ショパンの指先
 それでも、キャバクラやスナックといった夜の仕事だけはやるまいと決めていた。母が水商売をしていたことも関係しているが、男の人を相手にする仕事はもうしたくなかった。ほんの少し触られるだけでも嫌だった。

 パチンコ店も、男の人から好意の目で見られることが多いので本当は嫌なのだけれど、次の仕事が見つかるまでと自分に言い聞かせて続けている。

 絵は最近全く描いていなかった。慣れない仕事で心身共に疲れて、絵を描く時間が持てなかったからである。それに、洵がいなくなり描く情熱が消え失せてしまった。

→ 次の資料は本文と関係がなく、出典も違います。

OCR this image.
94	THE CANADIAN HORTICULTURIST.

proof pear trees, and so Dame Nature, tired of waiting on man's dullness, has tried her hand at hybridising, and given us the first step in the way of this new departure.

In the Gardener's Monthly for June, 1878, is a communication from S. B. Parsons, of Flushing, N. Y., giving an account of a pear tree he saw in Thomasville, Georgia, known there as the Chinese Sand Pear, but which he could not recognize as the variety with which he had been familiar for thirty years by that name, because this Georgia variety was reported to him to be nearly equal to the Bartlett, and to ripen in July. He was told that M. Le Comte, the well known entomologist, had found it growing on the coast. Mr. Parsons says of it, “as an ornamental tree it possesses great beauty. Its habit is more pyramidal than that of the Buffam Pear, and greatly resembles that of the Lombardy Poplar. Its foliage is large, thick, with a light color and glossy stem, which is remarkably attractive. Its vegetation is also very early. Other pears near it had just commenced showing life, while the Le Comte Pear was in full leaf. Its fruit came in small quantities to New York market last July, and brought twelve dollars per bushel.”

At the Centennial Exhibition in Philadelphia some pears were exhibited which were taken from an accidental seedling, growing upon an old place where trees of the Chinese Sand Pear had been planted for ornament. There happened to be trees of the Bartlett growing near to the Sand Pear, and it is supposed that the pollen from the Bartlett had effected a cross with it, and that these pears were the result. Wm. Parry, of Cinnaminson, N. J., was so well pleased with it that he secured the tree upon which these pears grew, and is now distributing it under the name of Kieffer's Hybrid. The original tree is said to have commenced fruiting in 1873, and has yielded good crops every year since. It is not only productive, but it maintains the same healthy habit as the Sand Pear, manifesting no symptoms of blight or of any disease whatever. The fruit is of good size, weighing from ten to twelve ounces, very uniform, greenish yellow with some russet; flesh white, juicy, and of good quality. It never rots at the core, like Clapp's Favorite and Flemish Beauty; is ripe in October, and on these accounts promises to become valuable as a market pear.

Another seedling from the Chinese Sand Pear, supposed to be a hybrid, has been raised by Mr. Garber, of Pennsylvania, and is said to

 そんな私の唯一の楽しみは、仕事終わりにアマービレに行って優馬と話ながらお酒を飲むこと。

 お金がないのでそんなにしょっちゅうは行けないけれど、それでも週に一回は顔を出している。優馬とは、もう友達のような関係だ。

「いらっしゃいま……あら、あんたか」
「あんたとは何よ、私は客よ」

 カウンター席に座りながら言う。優馬はくだけた笑顔で「ああ、そうだった。少ないお金しか落としていかないから危うく忘れるところだった」と言った。

「その言い方はないでしょう」
「反論するならツケを全部払ってから言うのね」

 こう言われるともう何も言えない。私はムッとした顔で頬杖をつきながら、優馬オリジナルカクテルに口をつけた。

「聞いてよ、パチンコ屋の店長がやたらしつこく飲みに誘ってくるの。ホント迷惑」
「ここで飲んでご馳走してもらえばいいじゃない」
「やめて、そんなことしたら調子に乗るだけよ。それにここは、私にとって神聖な場所なの。安易に他人に踏み込んでほしくないわ」
「そう」

 優馬は静かな微笑みを浮かべた。